James Drumwright, who died of a heart attack after employees carried him out of a West North Avenue market because they thought he was only drunk, was intoxicated when he died, the state medical examiner said yesterday.
Mr. Drumwright, 57, had a blood alcohol level of .20 at the time of his death Thursday, said Dr. John E. Smialek, the medical examiner. The legal level of intoxication is .10. Mr. Drumwright also had chronic heart disease and showed signs of chronic alcoholism, Dr. Smialek said.
"He had very advanced heart disease, and it's impossible to say whether he could have survived with [immediate] emergency assistance or not," Dr. Smialek said. "When you have advanced heart disease, there's no way to predict when that might
induce a heart attack."
Mr. Drumwright, who lived in the 2400 block of Druid Park Drive, serviced oil burners and home furnaces for a living, and had relatives in New Jersey, said Linwood Bean, a friend of Mr. Drumwright.
"He was a nice person. He worked every day when he was working," Mr. Bean said. "Everybody knew him and liked him."
The incidents surrounding Mr.
Drumwright's death exposed long-standing tensions between Korean- American merchants and parts of the African-American community. The owners of the B&M Market, where Mr. Drumwright collapsed, are of Korean ancestry. Mr. Drumwright was black.
Early yesterday, angry residents picketed the market in the 3100 block of West North Avenue but dispersed after a meeting with the store's owners, area businessmen, community leaders and Mayor Kurt L. Schmoke calmed tensions.

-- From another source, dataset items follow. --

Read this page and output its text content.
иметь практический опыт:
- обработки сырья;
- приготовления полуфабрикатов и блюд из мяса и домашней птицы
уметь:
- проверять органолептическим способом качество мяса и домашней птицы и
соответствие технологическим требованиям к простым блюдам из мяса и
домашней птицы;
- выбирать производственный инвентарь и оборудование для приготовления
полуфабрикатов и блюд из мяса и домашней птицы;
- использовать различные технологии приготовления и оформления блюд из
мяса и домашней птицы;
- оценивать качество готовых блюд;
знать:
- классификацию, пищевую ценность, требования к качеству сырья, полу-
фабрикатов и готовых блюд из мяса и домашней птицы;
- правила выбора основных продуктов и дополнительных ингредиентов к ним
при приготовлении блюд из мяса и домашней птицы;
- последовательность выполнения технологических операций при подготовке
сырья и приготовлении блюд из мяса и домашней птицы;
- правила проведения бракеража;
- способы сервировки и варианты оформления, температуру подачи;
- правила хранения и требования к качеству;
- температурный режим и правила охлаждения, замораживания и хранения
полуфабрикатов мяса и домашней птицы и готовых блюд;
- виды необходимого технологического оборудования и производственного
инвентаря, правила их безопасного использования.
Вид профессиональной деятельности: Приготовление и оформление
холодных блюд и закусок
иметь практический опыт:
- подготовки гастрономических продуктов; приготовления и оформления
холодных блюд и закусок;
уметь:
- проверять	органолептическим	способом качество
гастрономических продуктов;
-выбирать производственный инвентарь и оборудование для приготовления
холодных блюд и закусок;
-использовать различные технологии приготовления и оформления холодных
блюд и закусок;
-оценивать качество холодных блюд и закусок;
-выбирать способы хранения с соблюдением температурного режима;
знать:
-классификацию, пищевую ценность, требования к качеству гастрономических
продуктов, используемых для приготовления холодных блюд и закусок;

Jin Kang, the market's owner, closed his store for the day after the meeting and agreed to some demands by community residents, including temporarily removing his son, Kenny Kang, who was supervising the store when the incident occurred; joining the community and merchants' associations, and stocking products made by black companies. Mr. Kang also said he would make a public apology to the community and apologize to Mr. Drumwright's family.
"I'm terribly sorry about this situation. They didn't know he had heart attack. We thought he was intoxicated," the elder Mr. Kang said. "I feel deep sympathy for his family, and I will go to see them."
After the meeting, Mayor Schmoke told area residents the incident would be investigated fully and that serious efforts would be made to improve relations between Korean- American merchants and the African-American community. The topic will be discussed at an upcoming summit on race relations, scheduled for Nov. 30, Mayor Schmoke said.
"We recognize there is a problem," he said. "We want to work on solutions. We don't want this thing to get out of control."
Mayor Schmoke also applauded community and business leaders for their help in defusing the situation.
"There has just been some underlying tension and this thing just brought it out," he said.
Thursday morning, the market's employees found Mr. Drumwright collapsed over the meat counter, a liquor bottle in his back pocket. The employees said they tried to rouse him, then carried him outside where he could get some fresh air. The employees, who are black, said it is not uncommon to find someone intoxicated in the store.
"There are a lot of people who say it's a prejudice thing, but I think if it would have happened anywhere else, it would have gone down the same way," said Marcus Gaffney, the store's manager. "If I'd have known the man was having a heart attack or a stroke or something, I never would have carried him out."
Rhonda Byrd, an area resident, said turning the incident into a racial issue overlooked a crucial point -- the treatment of a human being.
"It's not about race," she said. "It's about a human life. It was an inhumane thing to do."
She and others in the area said
the store's owners or the employees should have left Mr. Drumwright in the store and called paramedics. A fire station is across the street from the market.
Kenny Kang, the owner's son, said he had never seen Mr. Drumwright before and didn't call police because he thought police would arrest Mr. Drumwright. Kenny Kang said he dialed 911 after going outside
to check on Mr. Drumwright.
Though passers-by and area residents say Mr. Drumwright was left on the street for at least 20 minutes before paramedics were called, store employees put the time closer to five minutes. "My biggest concern is we feel really bad the man had to die," Kenny Kang said. "I don't really want to get into racism with this because it was really an accident."